Too dangerous to test

 

April 10, 2020



When you look at some of the “rat rods” at The Big Cruise and Car show, you wonder “was that too dangerous to even test?”

An article in Popular Mechanics recalls the explosion of a small nuclear reactor in the Russian Arctic last summer. According to the limited release by the Russian military, the explosion, which took seven lives and caused a spike in radioactivity in the area, was caused by “isotopic sources of fuel on a liquid propulsion unit.”

The evidence points to the development of the Burevestnik, a proposed nuclear-powered cruise missile. If perfected, it would have nearly unlimited range, flying longer and lower than conventional weapons, and changing the game in the reactivated Cold War.

This type of weapon, nicknamed “Skyfall,” is nothing new to the U.S. military.
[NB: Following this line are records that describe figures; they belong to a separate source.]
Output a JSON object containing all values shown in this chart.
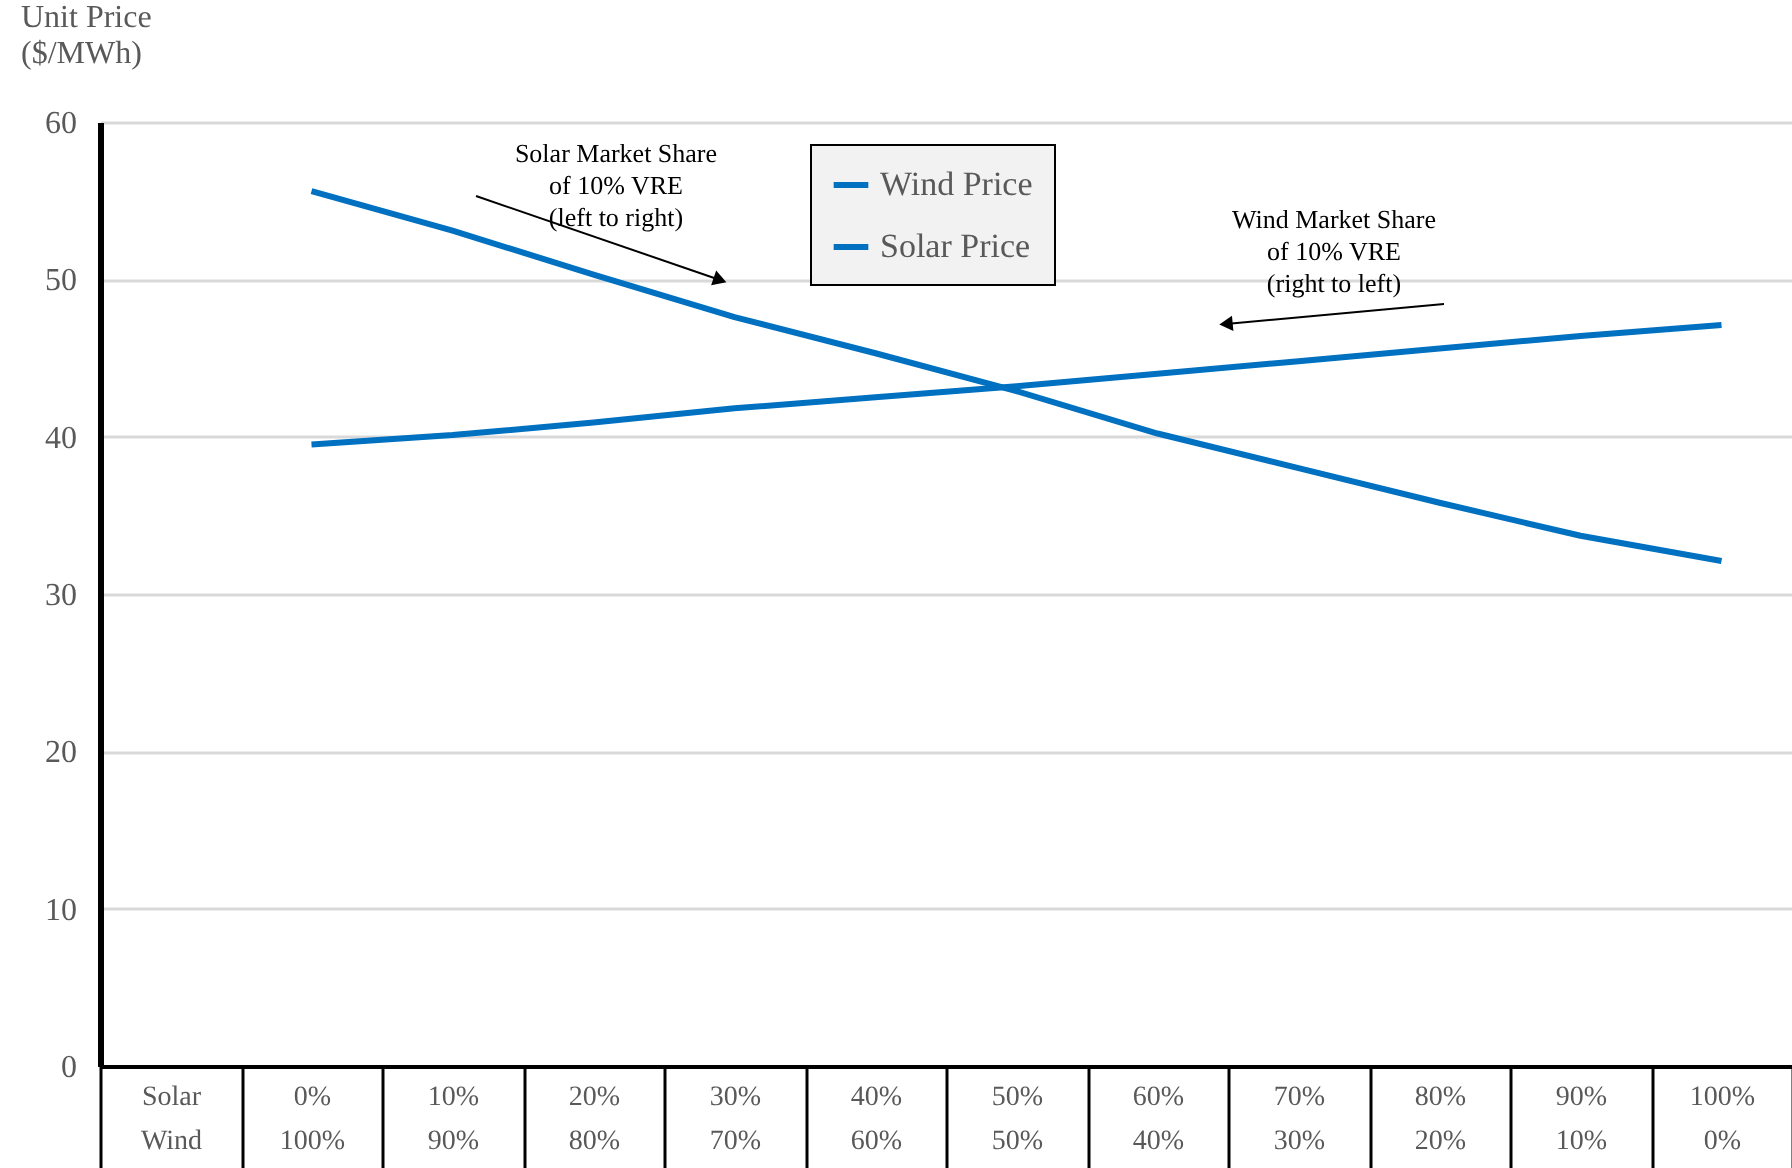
{
  "chart_data": {
    "type": "line",
    "ylabel": "Unit Price\n($/MWh)",
    "categories": [
      "Solar\nWind",
      "0%\n100%",
      "10%\n90%",
      "20%\n80%",
      "30%\n70%",
      "40%\n60%",
      "50%\n50%",
      "60%\n40%",
      "70%\n30%",
      "80%\n20%",
      "90%\n10%",
      "100%\n0%"
    ],
    "series": [
      {
        "name": "Wind Price",
        "color": "#0070c0",
        "values": [
          null,
          39.5,
          40.1,
          40.9,
          41.8,
          42.5,
          43.2,
          44.0,
          44.8,
          45.6,
          46.4,
          47.1
        ]
      },
      {
        "name": "Solar Price",
        "color": "#0070c0",
        "values": [
          null,
          55.6,
          53.1,
          50.3,
          47.6,
          45.3,
          42.9,
          40.2,
          38.0,
          35.8,
          33.7,
          32.1
        ]
      }
    ],
    "ylim": [
      0,
      60
    ],
    "yticks": [
      0,
      10,
      20,
      30,
      40,
      50,
      60
    ],
    "grid": "y",
    "legend": "top",
    "marker": "none",
    "line_style": "solid",
    "annotations": [
      "Solar Market Share\nof 10% VRE\n(left to right)",
      "Wind Market Share\nof 10% VRE\n(right to left)"
    ]
  }
}
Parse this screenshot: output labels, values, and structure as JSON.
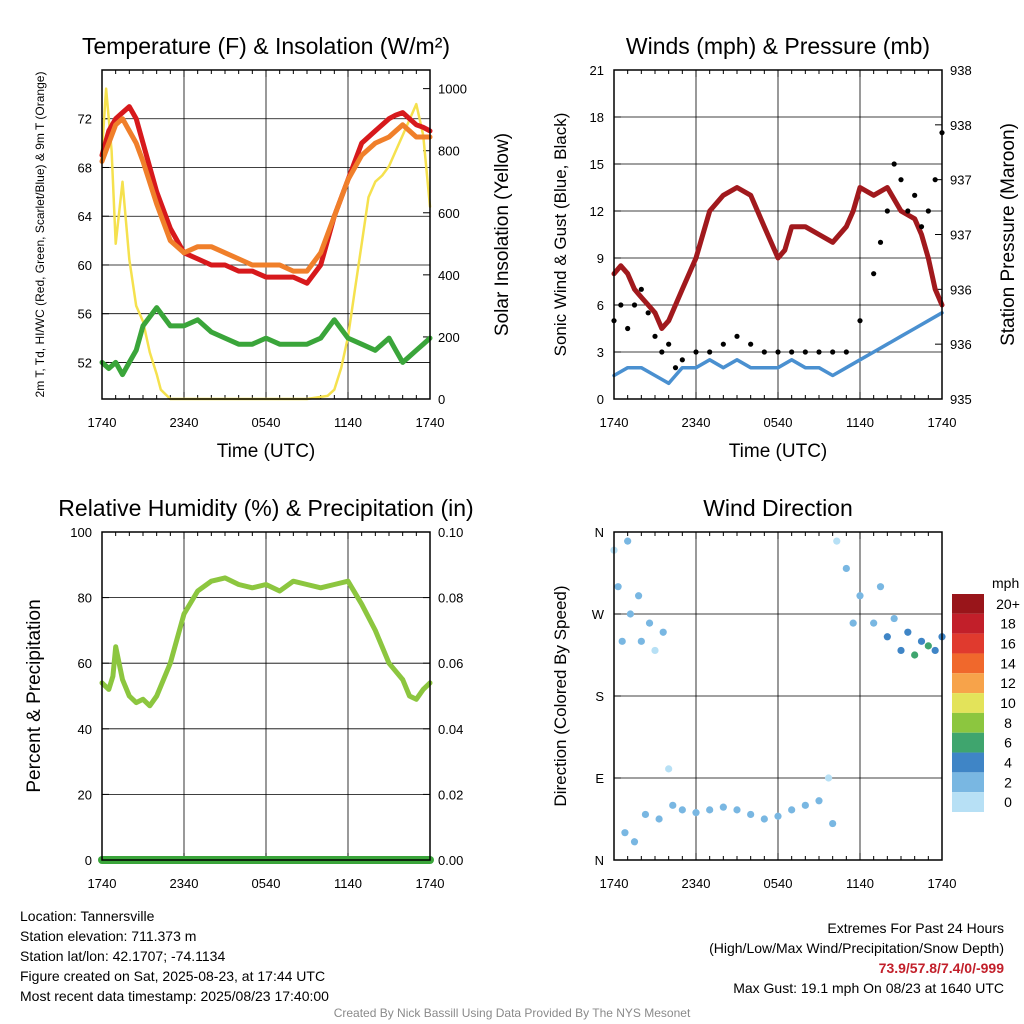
{
  "chart_data": [
    {
      "type": "line",
      "title": "Temperature (F) & Insolation (W/m²)",
      "xlabel": "Time (UTC)",
      "ylabel": "2m T, Td, HI/WC (Red, Green, Scarlet/Blue) & 9m T (Orange)",
      "y2label": "Solar Insolation (Yellow)",
      "x_ticks": [
        "1740",
        "2340",
        "0540",
        "1140",
        "1740"
      ],
      "y_ticks": [
        52,
        56,
        60,
        64,
        68,
        72
      ],
      "ylim": [
        49,
        76
      ],
      "y2_ticks": [
        0,
        200,
        400,
        600,
        800,
        1000
      ],
      "y2lim": [
        0,
        1060
      ],
      "grid": true,
      "series": [
        {
          "color": "#d7191c",
          "axis": "left",
          "x": [
            0,
            0.5,
            1,
            1.5,
            2,
            2.5,
            3,
            4,
            5,
            6,
            7,
            8,
            9,
            10,
            11,
            12,
            13,
            14,
            15,
            16,
            17,
            18,
            19,
            20,
            21,
            21.5,
            22,
            22.5,
            23,
            23.5,
            24
          ],
          "y": [
            69,
            71,
            72,
            72.5,
            73,
            72,
            70,
            66,
            63,
            61,
            60.5,
            60,
            60,
            59.5,
            59.5,
            59,
            59,
            59,
            58.5,
            60,
            64,
            67,
            70,
            71,
            72,
            72.3,
            72.5,
            72,
            71.5,
            71.3,
            71
          ]
        },
        {
          "color": "#f07f2a",
          "axis": "left",
          "x": [
            0,
            0.5,
            1,
            1.5,
            2,
            2.5,
            3,
            4,
            5,
            6,
            7,
            8,
            9,
            10,
            11,
            12,
            13,
            14,
            15,
            16,
            17,
            18,
            19,
            20,
            21,
            21.5,
            22,
            22.5,
            23,
            23.5,
            24
          ],
          "y": [
            68.5,
            70,
            71.5,
            72,
            71,
            70,
            68.5,
            65,
            62,
            61,
            61.5,
            61.5,
            61,
            60.5,
            60,
            60,
            60,
            59.5,
            59.5,
            61,
            64,
            67,
            69,
            70,
            70.5,
            71,
            71.5,
            71,
            70.5,
            70.5,
            70.5
          ]
        },
        {
          "color": "#3aa53a",
          "axis": "left",
          "x": [
            0,
            0.5,
            1,
            1.5,
            2,
            2.5,
            3,
            4,
            5,
            6,
            7,
            8,
            9,
            10,
            11,
            12,
            13,
            14,
            15,
            16,
            17,
            18,
            19,
            20,
            21,
            21.5,
            22,
            22.5,
            23,
            23.5,
            24
          ],
          "y": [
            52,
            51.5,
            52,
            51,
            52,
            53,
            55,
            56.5,
            55,
            55,
            55.5,
            54.5,
            54,
            53.5,
            53.5,
            54,
            53.5,
            53.5,
            53.5,
            54,
            55.5,
            54,
            53.5,
            53,
            54,
            53,
            52,
            52.5,
            53,
            53.5,
            54
          ]
        },
        {
          "color": "#f5e14e",
          "axis": "right",
          "x": [
            0,
            0.3,
            0.7,
            1,
            1.5,
            2,
            2.5,
            3,
            3.5,
            4,
            4.3,
            5,
            10,
            15,
            16.5,
            17,
            17.5,
            18,
            18.5,
            19,
            19.5,
            20,
            20.5,
            21,
            21.5,
            22,
            22.5,
            23,
            23.5,
            24
          ],
          "y": [
            800,
            1000,
            800,
            500,
            700,
            450,
            300,
            250,
            150,
            80,
            30,
            0,
            0,
            0,
            10,
            30,
            100,
            200,
            350,
            500,
            650,
            700,
            720,
            750,
            800,
            850,
            900,
            950,
            850,
            620
          ]
        }
      ]
    },
    {
      "type": "line",
      "title": "Winds (mph) & Pressure (mb)",
      "xlabel": "Time (UTC)",
      "ylabel": "Sonic Wind & Gust (Blue, Black)",
      "y2label": "Station Pressure (Maroon)",
      "x_ticks": [
        "1740",
        "2340",
        "0540",
        "1140",
        "1740"
      ],
      "y_ticks": [
        0,
        3,
        6,
        9,
        12,
        15,
        18,
        21
      ],
      "ylim": [
        0,
        21
      ],
      "y2_tick_labels": [
        "935",
        "936",
        "936",
        "937",
        "937",
        "938",
        "938"
      ],
      "grid": true,
      "series": [
        {
          "color": "#a1191d",
          "axis": "right",
          "x": [
            0,
            0.5,
            1,
            1.5,
            2,
            2.5,
            3,
            3.5,
            4,
            5,
            6,
            7,
            8,
            9,
            10,
            11,
            12,
            12.5,
            13,
            14,
            15,
            16,
            17,
            17.5,
            18,
            19,
            20,
            21,
            22,
            22.5,
            23,
            23.5,
            24
          ],
          "y": [
            8,
            8.5,
            8,
            7,
            6.5,
            6,
            5.5,
            4.5,
            5,
            7,
            9,
            12,
            13,
            13.5,
            13,
            11,
            9,
            9.5,
            11,
            11,
            10.5,
            10,
            11,
            12,
            13.5,
            13,
            13.5,
            12,
            11.5,
            10.5,
            9,
            7,
            6
          ]
        },
        {
          "color": "#4a90d0",
          "axis": "left",
          "x": [
            0,
            1,
            2,
            3,
            4,
            4.5,
            5,
            6,
            7,
            8,
            9,
            10,
            11,
            12,
            13,
            14,
            15,
            16,
            17,
            18,
            19,
            20,
            21,
            22,
            23,
            24
          ],
          "y": [
            1.5,
            2,
            2,
            1.5,
            1,
            1.5,
            2,
            2,
            2.5,
            2,
            2.5,
            2,
            2,
            2,
            2.5,
            2,
            2,
            1.5,
            2,
            2.5,
            3,
            3.5,
            4,
            4.5,
            5,
            5.5
          ]
        },
        {
          "color": "#000000",
          "axis": "left",
          "style": "points",
          "x": [
            0,
            0.5,
            1,
            1.5,
            2,
            2.5,
            3,
            3.5,
            4,
            4.5,
            5,
            6,
            7,
            8,
            9,
            10,
            11,
            12,
            13,
            14,
            15,
            16,
            17,
            18,
            19,
            19.5,
            20,
            20.5,
            21,
            21.5,
            22,
            22.5,
            23,
            23.5,
            24
          ],
          "y": [
            5,
            6,
            4.5,
            6,
            7,
            5.5,
            4,
            3,
            3.5,
            2,
            2.5,
            3,
            3,
            3.5,
            4,
            3.5,
            3,
            3,
            3,
            3,
            3,
            3,
            3,
            5,
            8,
            10,
            12,
            15,
            14,
            12,
            13,
            11,
            12,
            14,
            17
          ]
        }
      ]
    },
    {
      "type": "line",
      "title": "Relative Humidity (%) & Precipitation (in)",
      "ylabel": "Percent & Precipitation",
      "x_ticks": [
        "1740",
        "2340",
        "0540",
        "1140",
        "1740"
      ],
      "y_ticks": [
        0,
        20,
        40,
        60,
        80,
        100
      ],
      "ylim": [
        0,
        100
      ],
      "y2_tick_labels": [
        "0.00",
        "0.02",
        "0.04",
        "0.06",
        "0.08",
        "0.10"
      ],
      "y2lim": [
        0,
        0.1
      ],
      "grid": true,
      "series": [
        {
          "color": "#8cc63f",
          "axis": "left",
          "x": [
            0,
            0.5,
            0.8,
            1,
            1.5,
            2,
            2.5,
            3,
            3.5,
            4,
            5,
            6,
            7,
            8,
            9,
            10,
            11,
            12,
            13,
            14,
            15,
            16,
            17,
            18,
            19,
            20,
            21,
            22,
            22.5,
            23,
            23.5,
            24
          ],
          "y": [
            54,
            52,
            56,
            65,
            55,
            50,
            48,
            49,
            47,
            50,
            60,
            75,
            82,
            85,
            86,
            84,
            83,
            84,
            82,
            85,
            84,
            83,
            84,
            85,
            78,
            70,
            60,
            55,
            50,
            49,
            52,
            54
          ]
        },
        {
          "color": "#3aa53a",
          "axis": "right",
          "x": [
            0,
            24
          ],
          "y": [
            0,
            0
          ]
        }
      ]
    },
    {
      "type": "scatter",
      "title": "Wind Direction",
      "ylabel": "Direction (Colored By Speed)",
      "x_ticks": [
        "1740",
        "2340",
        "0540",
        "1140",
        "1740"
      ],
      "y_tick_labels": [
        "N",
        "E",
        "S",
        "W",
        "N"
      ],
      "ylim": [
        0,
        360
      ],
      "grid": true,
      "legend": {
        "title": "mph",
        "labels": [
          "20+",
          "18",
          "16",
          "14",
          "12",
          "10",
          "8",
          "6",
          "4",
          "2",
          "0"
        ],
        "colors": [
          "#99151a",
          "#c21f2a",
          "#e03a2e",
          "#f0682c",
          "#f7a34a",
          "#e3e35a",
          "#8cc63f",
          "#3fa56e",
          "#3f85c6",
          "#79b7e2",
          "#b7e0f5"
        ]
      },
      "points": [
        {
          "x": 0,
          "y": 340,
          "speed": 1
        },
        {
          "x": 0.3,
          "y": 300,
          "speed": 2
        },
        {
          "x": 0.6,
          "y": 240,
          "speed": 2
        },
        {
          "x": 0.8,
          "y": 30,
          "speed": 2
        },
        {
          "x": 1,
          "y": 350,
          "speed": 3
        },
        {
          "x": 1.2,
          "y": 270,
          "speed": 2
        },
        {
          "x": 1.5,
          "y": 20,
          "speed": 3
        },
        {
          "x": 1.8,
          "y": 290,
          "speed": 3
        },
        {
          "x": 2,
          "y": 240,
          "speed": 2
        },
        {
          "x": 2.3,
          "y": 50,
          "speed": 2
        },
        {
          "x": 2.6,
          "y": 260,
          "speed": 3
        },
        {
          "x": 3,
          "y": 230,
          "speed": 1
        },
        {
          "x": 3.3,
          "y": 45,
          "speed": 2
        },
        {
          "x": 3.6,
          "y": 250,
          "speed": 2
        },
        {
          "x": 4,
          "y": 100,
          "speed": 1
        },
        {
          "x": 4.3,
          "y": 60,
          "speed": 2
        },
        {
          "x": 5,
          "y": 55,
          "speed": 2
        },
        {
          "x": 6,
          "y": 52,
          "speed": 2
        },
        {
          "x": 7,
          "y": 55,
          "speed": 2
        },
        {
          "x": 8,
          "y": 58,
          "speed": 2
        },
        {
          "x": 9,
          "y": 55,
          "speed": 2
        },
        {
          "x": 10,
          "y": 50,
          "speed": 2
        },
        {
          "x": 11,
          "y": 45,
          "speed": 2
        },
        {
          "x": 12,
          "y": 48,
          "speed": 2
        },
        {
          "x": 13,
          "y": 55,
          "speed": 2
        },
        {
          "x": 14,
          "y": 60,
          "speed": 2
        },
        {
          "x": 15,
          "y": 65,
          "speed": 2
        },
        {
          "x": 15.7,
          "y": 90,
          "speed": 1
        },
        {
          "x": 16,
          "y": 40,
          "speed": 2
        },
        {
          "x": 16.3,
          "y": 350,
          "speed": 1
        },
        {
          "x": 17,
          "y": 320,
          "speed": 2
        },
        {
          "x": 17.5,
          "y": 260,
          "speed": 2
        },
        {
          "x": 18,
          "y": 290,
          "speed": 3
        },
        {
          "x": 19,
          "y": 260,
          "speed": 3
        },
        {
          "x": 19.5,
          "y": 300,
          "speed": 2
        },
        {
          "x": 20,
          "y": 245,
          "speed": 4
        },
        {
          "x": 20.5,
          "y": 265,
          "speed": 3
        },
        {
          "x": 21,
          "y": 230,
          "speed": 5
        },
        {
          "x": 21.5,
          "y": 250,
          "speed": 4
        },
        {
          "x": 22,
          "y": 225,
          "speed": 6
        },
        {
          "x": 22.5,
          "y": 240,
          "speed": 5
        },
        {
          "x": 23,
          "y": 235,
          "speed": 6
        },
        {
          "x": 23.5,
          "y": 230,
          "speed": 4
        },
        {
          "x": 24,
          "y": 245,
          "speed": 5
        }
      ]
    }
  ],
  "info": {
    "location": "Location: Tannersville",
    "elevation": "Station elevation: 711.373 m",
    "latlon": "Station lat/lon: 42.1707; -74.1134",
    "created": "Figure created on Sat, 2025-08-23, at 17:44 UTC",
    "recent": "Most recent data timestamp: 2025/08/23 17:40:00"
  },
  "extremes": {
    "heading": "Extremes For Past 24 Hours",
    "subheading": "(High/Low/Max Wind/Precipitation/Snow Depth)",
    "values": "73.9/57.8/7.4/0/-999",
    "gust": "Max Gust: 19.1 mph On 08/23 at 1640 UTC"
  },
  "credit": "Created By Nick Bassill Using Data Provided By The NYS Mesonet"
}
The Air Force developed a similar device in the ‘50s. Ours was called the Supersonic Low Altitude Missile or SLAM. Referred to as “the most dangerous nuke ever made, and possibly the last,” The Big Stick, as it was nicknamed, used a conventional rocket for take off, then converted to nuclear ram jet power cruising silently for days at 1,000 feet or less, under enemy radar, at a speed of Mach 3.5. The supersonic shock wave alone would wreak havoc throughout its path but would also selectively deliver each of its 26 hydrogen bombs en route. Once out of bombs, it would assume a suicide mission, showering the destination in radioactive debris.